Koepp likened the piriform cortex to a "switch" in the brain's network. "What we think we're doing here by taking out the piriform cortex is possibly switching off the epilepsy rather than just cutting out part of a malfunctioning brain."

A deficit in smell might be a consequence of removal of the piriform cortex, as might visual acuity effects "if one goes too far into the neighboring white matter," said Koepp.

The new findings may have important implications for clinical practice, including possible development of new pharmacologic approaches. The findings may also provide a target for deep brain stimulation, said Koepp.

In addition, because the results suggest that the piriform cortex is a "central hub," the findings may apply to other types of epilepsy, he said.

Welcome Findings

Commenting on the study for Medscape Medical News, Daniel M. Goldenholz, MD, PhD, Beth Israel Deaconess Medical Center and Harvard Medical School, Boston, Massachusetts, said he's "very excited" about the study.

"It provides evidence in humans that this structure should be targeted" during hippocampal sclerosis surgery in order to improve the seizure-free outcome long term.

"At present, improving that outcome has proven elusive, so this is a welcome finding," he said.

The investigators made several "very smart" decisions, said Goldenholz. One of these was choosing a relatively homogeneous population, over 80% of whom had a diagnosis of hippocampal sclerosis.

"By doing this, they increased their chances of finding something out about that subset of patients," he said.

Goldenholz also applauded the authors for defining seizure freedom as the absence of seizures for a period of at least 2 years.

"This is very strict criteria that is often ignored by studies like this," he said. By using this definition, the authors "are asking what factors impact lasting success, rather than short-lived successes."

Other important elements of the study include having a validation dataset from outside institutions, which lends weight to the results, and taking additional steps to test for confounding, said Goldenholz.

He expressed concern that the statistical choices for significance made by the authors "raise the possibility that the results may not be reproducible in other datasets or that the effect size is not very large."

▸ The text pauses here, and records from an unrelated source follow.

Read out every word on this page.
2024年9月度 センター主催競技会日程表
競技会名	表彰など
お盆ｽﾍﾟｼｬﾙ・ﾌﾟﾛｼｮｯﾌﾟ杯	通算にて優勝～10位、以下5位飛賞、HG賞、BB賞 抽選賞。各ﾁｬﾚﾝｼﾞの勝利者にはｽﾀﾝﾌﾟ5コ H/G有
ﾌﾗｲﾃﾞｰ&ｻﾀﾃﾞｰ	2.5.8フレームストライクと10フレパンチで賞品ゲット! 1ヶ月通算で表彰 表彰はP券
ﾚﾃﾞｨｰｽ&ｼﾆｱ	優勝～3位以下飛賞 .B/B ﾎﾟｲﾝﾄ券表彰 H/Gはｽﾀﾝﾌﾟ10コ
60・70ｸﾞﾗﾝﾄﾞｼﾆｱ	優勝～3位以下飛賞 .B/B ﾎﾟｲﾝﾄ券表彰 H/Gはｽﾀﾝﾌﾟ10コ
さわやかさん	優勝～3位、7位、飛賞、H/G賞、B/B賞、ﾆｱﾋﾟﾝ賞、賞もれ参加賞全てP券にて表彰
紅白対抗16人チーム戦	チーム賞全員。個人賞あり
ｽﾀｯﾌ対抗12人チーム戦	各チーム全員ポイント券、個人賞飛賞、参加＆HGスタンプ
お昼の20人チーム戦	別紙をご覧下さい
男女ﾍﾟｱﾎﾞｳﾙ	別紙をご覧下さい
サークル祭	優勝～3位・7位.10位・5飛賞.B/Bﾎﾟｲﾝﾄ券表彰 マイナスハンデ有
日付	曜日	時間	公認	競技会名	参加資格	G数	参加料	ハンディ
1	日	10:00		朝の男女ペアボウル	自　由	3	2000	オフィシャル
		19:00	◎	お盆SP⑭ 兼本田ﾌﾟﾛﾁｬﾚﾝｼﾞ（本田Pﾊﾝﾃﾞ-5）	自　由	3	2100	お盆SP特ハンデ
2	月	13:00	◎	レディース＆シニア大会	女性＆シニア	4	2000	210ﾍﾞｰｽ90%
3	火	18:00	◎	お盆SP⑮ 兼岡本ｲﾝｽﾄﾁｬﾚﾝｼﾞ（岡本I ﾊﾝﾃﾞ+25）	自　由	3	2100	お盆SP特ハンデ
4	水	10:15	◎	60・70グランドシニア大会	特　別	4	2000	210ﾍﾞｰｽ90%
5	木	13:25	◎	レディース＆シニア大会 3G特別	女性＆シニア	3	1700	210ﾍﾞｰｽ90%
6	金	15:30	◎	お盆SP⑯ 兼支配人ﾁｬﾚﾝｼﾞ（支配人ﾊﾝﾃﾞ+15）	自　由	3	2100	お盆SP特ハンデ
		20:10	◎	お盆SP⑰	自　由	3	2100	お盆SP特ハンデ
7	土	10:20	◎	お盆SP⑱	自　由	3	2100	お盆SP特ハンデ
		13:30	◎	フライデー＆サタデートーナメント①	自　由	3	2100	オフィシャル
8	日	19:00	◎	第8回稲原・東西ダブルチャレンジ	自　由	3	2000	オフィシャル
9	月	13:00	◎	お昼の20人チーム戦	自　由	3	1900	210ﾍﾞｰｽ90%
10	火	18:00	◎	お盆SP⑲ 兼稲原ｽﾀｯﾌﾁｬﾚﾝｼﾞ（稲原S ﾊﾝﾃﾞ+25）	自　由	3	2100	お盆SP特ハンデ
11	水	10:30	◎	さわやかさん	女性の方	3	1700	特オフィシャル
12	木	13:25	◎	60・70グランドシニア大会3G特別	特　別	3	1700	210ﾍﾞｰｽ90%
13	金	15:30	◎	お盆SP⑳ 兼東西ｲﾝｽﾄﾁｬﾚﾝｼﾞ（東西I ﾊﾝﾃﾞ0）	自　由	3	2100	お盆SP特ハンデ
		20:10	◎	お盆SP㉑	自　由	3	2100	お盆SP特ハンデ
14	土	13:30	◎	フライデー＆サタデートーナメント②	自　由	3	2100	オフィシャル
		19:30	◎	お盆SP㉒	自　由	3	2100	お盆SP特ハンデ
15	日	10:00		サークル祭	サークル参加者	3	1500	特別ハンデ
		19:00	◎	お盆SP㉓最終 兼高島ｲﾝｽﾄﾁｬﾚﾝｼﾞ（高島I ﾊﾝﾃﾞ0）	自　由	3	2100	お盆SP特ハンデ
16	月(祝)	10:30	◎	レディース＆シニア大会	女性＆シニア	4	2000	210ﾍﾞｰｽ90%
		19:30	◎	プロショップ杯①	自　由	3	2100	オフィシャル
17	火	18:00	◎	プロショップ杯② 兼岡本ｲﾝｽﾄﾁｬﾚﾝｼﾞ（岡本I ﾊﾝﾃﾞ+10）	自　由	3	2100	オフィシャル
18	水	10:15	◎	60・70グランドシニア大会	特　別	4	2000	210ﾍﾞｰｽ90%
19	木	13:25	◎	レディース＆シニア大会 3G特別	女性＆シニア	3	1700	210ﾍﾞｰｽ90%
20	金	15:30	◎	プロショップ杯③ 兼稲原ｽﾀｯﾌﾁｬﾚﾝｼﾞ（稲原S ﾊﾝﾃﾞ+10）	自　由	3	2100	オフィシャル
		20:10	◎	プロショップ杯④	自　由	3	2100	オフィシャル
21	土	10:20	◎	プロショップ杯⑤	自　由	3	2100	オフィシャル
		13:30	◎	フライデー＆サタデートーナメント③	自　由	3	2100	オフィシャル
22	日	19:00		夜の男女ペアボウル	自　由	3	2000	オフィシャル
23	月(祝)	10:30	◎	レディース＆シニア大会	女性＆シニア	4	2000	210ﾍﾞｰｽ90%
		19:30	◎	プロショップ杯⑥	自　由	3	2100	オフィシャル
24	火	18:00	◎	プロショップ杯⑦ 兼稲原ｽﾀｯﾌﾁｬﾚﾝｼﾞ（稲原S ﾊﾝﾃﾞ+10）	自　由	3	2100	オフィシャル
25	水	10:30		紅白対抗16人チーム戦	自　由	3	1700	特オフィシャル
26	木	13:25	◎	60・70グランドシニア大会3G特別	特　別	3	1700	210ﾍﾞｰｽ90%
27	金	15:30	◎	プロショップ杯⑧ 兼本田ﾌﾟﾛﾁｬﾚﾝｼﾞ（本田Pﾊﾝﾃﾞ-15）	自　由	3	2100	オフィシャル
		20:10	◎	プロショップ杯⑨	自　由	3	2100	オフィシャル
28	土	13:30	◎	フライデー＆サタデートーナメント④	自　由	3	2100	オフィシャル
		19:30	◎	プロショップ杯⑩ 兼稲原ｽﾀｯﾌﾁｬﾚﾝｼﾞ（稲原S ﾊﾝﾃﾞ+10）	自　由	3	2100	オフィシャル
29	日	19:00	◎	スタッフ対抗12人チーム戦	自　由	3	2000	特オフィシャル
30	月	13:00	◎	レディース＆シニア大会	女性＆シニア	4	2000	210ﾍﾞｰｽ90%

However, Koepp said the sample size "is huge" for an imaging study and that the results "validate not only the statistical significance but the clinical relevance of our findings."

New Therapeutic Target?

Goldenholz noted that use of a subjective definition of the anatomic structure of the area in question "could create ambiguity when others attempt to reproduce these results."

But Koepp said he and his coauthors "applied some generally acceptable landmarks for defining this area" that others with proficiency and experience should be able to follow.

Goldenholz questioned the finding that a smaller piriform cortex presurgically led to a relatively bad outcome, whereas a larger resection of the same structure resulted in a good outcome.

"Although possibly true, understanding why this odd relationship exists was not straightforward," said Goldenholz.

Koepp said that it's the percentage of the piriform cortex that's removed, not the amount, that's important.

The study requires further validation from external laboratories, commented Goldenholz. If the results are reproduced, "I think we can expect most epilepsy surgical centers to pay close attention."

About 50% of patients with refractory focal epilepsy continue to have seizures after surgery. Even among those deemed highly likely to become seizure free after surgery, a large percentage don't, said Goldenholz.

"This study sheds light on a possible reason — an anatomical target that must be addressed in hippocampal sclerosis cases," he said.

This new research may inform epilepsy experts about which patients may not benefit from the surgery, added Goldenholz.

"It would be of great interest if the present study could lead us to a point where we could tell patients that they should avoid surgery because they are unlikely to be successful and be exposed to the risks of surgery without the benefit," he said.

The study was partially funded by the UK Department of Health. Koepp received grants from the UK Medical Research Council and the Wellcome Trust during the conduct of the study. Goldenholz has disclosed no relevant financial relationships.